Five police officers were killed and multiple others wounded in the shooting, which became the deadliest day for U.S. police since the terror attacks on September 11, 2001. One shooter, identified as Micah Johnson, was killed after a standoff with police.
Hood said the purpose of his protest was to fight against violence in the wake of two shootings of black men by police this week. “Right before the shots rang out, I had been sitting there talking to a sergeant in the Dallas police department about how peaceful and nonviolent the protest had been,” he said.

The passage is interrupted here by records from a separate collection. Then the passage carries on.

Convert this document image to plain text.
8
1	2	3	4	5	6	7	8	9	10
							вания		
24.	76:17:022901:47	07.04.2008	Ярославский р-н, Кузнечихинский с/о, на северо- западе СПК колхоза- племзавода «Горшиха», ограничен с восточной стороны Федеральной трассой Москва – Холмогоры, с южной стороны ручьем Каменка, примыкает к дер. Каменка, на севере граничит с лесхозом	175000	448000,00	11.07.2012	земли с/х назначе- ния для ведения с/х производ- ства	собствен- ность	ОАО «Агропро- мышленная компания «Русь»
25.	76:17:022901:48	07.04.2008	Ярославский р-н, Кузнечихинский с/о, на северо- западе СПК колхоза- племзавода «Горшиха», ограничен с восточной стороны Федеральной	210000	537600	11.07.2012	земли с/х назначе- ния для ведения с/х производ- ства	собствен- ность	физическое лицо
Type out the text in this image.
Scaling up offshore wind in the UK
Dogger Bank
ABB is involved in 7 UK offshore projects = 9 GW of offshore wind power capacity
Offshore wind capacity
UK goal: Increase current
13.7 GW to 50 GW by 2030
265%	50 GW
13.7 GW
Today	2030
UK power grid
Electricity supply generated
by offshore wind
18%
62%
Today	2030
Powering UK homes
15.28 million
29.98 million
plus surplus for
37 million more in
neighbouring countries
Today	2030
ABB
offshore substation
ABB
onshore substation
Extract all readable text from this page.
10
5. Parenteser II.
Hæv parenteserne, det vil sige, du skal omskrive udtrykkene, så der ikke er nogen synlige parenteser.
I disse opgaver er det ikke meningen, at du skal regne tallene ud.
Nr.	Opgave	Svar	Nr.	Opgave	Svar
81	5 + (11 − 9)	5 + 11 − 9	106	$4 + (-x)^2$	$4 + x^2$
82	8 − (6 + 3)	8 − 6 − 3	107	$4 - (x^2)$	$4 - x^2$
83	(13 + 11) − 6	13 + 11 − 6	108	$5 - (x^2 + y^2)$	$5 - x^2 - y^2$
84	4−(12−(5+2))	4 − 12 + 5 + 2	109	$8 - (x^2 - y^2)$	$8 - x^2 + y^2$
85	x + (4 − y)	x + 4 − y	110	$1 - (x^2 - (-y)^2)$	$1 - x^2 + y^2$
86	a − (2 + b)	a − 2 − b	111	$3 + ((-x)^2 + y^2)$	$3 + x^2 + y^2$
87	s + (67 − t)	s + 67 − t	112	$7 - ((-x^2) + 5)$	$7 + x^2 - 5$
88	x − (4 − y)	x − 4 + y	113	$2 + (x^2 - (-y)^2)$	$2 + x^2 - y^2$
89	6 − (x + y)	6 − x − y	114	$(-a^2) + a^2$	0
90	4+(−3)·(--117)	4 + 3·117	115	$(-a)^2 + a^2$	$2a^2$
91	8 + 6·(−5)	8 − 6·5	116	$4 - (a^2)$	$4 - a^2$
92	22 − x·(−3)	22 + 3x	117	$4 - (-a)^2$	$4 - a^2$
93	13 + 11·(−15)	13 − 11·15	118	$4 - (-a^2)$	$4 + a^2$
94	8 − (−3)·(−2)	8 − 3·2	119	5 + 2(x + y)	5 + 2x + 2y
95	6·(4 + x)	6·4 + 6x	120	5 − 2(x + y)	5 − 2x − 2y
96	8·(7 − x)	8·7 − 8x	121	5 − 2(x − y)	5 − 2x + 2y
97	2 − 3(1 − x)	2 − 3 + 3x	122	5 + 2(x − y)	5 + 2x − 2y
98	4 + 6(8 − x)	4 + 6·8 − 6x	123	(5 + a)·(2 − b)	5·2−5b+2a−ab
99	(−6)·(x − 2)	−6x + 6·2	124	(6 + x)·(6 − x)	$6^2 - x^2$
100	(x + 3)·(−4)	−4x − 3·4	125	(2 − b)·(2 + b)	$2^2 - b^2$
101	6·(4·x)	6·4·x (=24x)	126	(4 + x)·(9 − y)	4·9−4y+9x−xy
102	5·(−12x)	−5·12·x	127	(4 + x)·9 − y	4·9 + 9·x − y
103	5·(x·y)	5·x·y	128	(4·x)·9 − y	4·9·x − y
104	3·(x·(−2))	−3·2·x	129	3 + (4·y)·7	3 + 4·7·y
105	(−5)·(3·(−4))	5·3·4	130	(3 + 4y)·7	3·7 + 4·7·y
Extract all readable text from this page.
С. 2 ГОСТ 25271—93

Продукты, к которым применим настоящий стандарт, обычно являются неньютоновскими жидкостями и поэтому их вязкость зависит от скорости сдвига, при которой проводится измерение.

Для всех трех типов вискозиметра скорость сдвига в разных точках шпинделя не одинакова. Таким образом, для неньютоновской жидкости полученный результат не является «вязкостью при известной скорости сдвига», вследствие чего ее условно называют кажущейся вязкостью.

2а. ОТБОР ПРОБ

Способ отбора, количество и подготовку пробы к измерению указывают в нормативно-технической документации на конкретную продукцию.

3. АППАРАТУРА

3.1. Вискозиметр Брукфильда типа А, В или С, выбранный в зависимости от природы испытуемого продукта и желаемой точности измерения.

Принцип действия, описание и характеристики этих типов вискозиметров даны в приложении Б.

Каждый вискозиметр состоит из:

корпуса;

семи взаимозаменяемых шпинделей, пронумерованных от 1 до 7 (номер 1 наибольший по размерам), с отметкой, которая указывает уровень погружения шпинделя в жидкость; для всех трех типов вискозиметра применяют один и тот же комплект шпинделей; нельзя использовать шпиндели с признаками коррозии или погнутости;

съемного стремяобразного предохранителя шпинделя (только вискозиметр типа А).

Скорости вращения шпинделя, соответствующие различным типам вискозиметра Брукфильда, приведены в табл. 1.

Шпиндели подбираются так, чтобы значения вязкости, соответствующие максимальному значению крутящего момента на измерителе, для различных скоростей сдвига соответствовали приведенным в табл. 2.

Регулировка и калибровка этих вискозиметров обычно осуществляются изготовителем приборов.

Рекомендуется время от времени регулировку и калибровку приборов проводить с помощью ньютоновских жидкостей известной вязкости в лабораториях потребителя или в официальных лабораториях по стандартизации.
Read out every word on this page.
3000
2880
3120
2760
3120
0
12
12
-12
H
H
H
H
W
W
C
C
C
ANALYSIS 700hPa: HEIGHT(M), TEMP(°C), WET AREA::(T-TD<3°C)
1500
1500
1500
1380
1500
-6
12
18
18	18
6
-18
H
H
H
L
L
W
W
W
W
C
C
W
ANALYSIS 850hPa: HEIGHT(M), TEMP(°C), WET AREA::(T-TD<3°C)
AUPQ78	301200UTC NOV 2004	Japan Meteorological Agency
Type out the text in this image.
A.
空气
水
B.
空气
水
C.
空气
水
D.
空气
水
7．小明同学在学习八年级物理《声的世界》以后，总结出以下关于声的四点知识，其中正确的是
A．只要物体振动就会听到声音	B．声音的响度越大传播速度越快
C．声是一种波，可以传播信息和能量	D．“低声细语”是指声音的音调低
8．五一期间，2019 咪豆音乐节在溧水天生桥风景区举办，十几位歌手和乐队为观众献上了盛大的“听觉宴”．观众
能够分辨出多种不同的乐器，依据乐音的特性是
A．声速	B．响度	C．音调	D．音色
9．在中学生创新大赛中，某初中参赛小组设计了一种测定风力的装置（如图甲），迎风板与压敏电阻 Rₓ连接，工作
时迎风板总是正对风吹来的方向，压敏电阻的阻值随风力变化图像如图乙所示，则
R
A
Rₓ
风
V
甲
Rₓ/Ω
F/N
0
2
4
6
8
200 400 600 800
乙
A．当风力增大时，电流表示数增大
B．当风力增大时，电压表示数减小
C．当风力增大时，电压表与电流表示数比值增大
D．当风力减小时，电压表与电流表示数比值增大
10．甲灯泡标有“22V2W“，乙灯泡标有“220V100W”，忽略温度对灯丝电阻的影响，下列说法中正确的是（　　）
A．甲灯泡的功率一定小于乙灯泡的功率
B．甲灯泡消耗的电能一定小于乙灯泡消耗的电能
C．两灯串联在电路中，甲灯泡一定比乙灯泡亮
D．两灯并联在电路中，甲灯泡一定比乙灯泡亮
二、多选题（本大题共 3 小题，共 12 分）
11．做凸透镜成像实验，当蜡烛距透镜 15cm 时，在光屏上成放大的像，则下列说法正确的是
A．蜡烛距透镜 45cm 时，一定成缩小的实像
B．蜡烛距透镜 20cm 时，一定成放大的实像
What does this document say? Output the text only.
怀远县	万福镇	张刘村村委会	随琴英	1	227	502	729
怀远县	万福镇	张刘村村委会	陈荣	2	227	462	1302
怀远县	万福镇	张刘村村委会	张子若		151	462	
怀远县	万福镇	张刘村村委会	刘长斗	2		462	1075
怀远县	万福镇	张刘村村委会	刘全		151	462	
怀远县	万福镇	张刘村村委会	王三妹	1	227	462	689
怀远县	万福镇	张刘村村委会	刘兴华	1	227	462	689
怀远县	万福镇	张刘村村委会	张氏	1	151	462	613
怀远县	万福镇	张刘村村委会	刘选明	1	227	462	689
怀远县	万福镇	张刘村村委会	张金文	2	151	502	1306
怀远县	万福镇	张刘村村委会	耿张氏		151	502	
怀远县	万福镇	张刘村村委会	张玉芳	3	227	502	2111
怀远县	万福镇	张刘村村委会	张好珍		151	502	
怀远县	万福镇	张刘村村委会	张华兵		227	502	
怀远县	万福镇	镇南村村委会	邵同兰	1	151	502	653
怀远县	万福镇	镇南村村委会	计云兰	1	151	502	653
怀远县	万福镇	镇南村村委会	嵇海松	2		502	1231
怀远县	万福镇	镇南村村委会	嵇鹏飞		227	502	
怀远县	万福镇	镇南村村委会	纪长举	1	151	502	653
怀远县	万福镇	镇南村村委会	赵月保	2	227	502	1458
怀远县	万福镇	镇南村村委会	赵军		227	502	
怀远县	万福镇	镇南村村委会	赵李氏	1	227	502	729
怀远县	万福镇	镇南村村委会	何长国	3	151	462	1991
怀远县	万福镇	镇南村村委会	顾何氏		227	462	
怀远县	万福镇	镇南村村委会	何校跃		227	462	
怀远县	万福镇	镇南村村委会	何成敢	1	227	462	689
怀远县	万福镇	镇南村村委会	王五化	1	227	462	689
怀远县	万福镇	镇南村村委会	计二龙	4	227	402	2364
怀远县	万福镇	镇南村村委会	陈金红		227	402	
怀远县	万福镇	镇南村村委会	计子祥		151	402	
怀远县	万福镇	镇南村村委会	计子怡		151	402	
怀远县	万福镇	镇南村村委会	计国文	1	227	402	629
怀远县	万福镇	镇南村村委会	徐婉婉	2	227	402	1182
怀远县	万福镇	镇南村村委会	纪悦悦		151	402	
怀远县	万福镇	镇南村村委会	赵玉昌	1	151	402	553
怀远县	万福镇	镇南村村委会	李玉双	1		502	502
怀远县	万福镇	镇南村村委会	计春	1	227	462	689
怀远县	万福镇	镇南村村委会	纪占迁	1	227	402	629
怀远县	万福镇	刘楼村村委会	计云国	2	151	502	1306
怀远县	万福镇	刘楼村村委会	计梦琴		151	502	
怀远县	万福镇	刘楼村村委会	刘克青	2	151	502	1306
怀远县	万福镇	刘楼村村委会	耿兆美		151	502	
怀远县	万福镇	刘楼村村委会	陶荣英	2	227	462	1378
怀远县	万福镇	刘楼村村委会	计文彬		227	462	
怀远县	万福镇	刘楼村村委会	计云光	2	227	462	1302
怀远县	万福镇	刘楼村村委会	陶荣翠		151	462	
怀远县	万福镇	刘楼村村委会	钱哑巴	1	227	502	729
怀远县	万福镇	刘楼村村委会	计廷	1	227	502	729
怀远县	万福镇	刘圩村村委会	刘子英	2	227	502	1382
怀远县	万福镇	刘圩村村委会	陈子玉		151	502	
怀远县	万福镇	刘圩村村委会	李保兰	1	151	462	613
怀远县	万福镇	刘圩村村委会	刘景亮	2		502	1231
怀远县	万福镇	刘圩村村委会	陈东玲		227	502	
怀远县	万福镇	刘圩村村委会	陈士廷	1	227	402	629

But once the violence began, Hood sprang into action: “After the shots went off, I was carrying a cross, and I turned around, and that cross turned into a shepherd’s staff, and I just was trying to help people get out of the street and saying run, run, run.”
Hood got separated from his wife in the mayhem, and said he wasn’t able to get back in touch with her until more than three hours later when she saw him on television and called the TV station. “I’m sitting there at that point just devastated and crying and just upset that such a, what was a beautiful night, a beautiful protest, a strong protest could turn into something so evil so quickly,” he said.
“The protest was about pushing, you know, getting out frustration,” he continued. “[But] after the officers got hit, and you know, we started learning the full extent of what was happening, it was all about love. It was all it could be about.”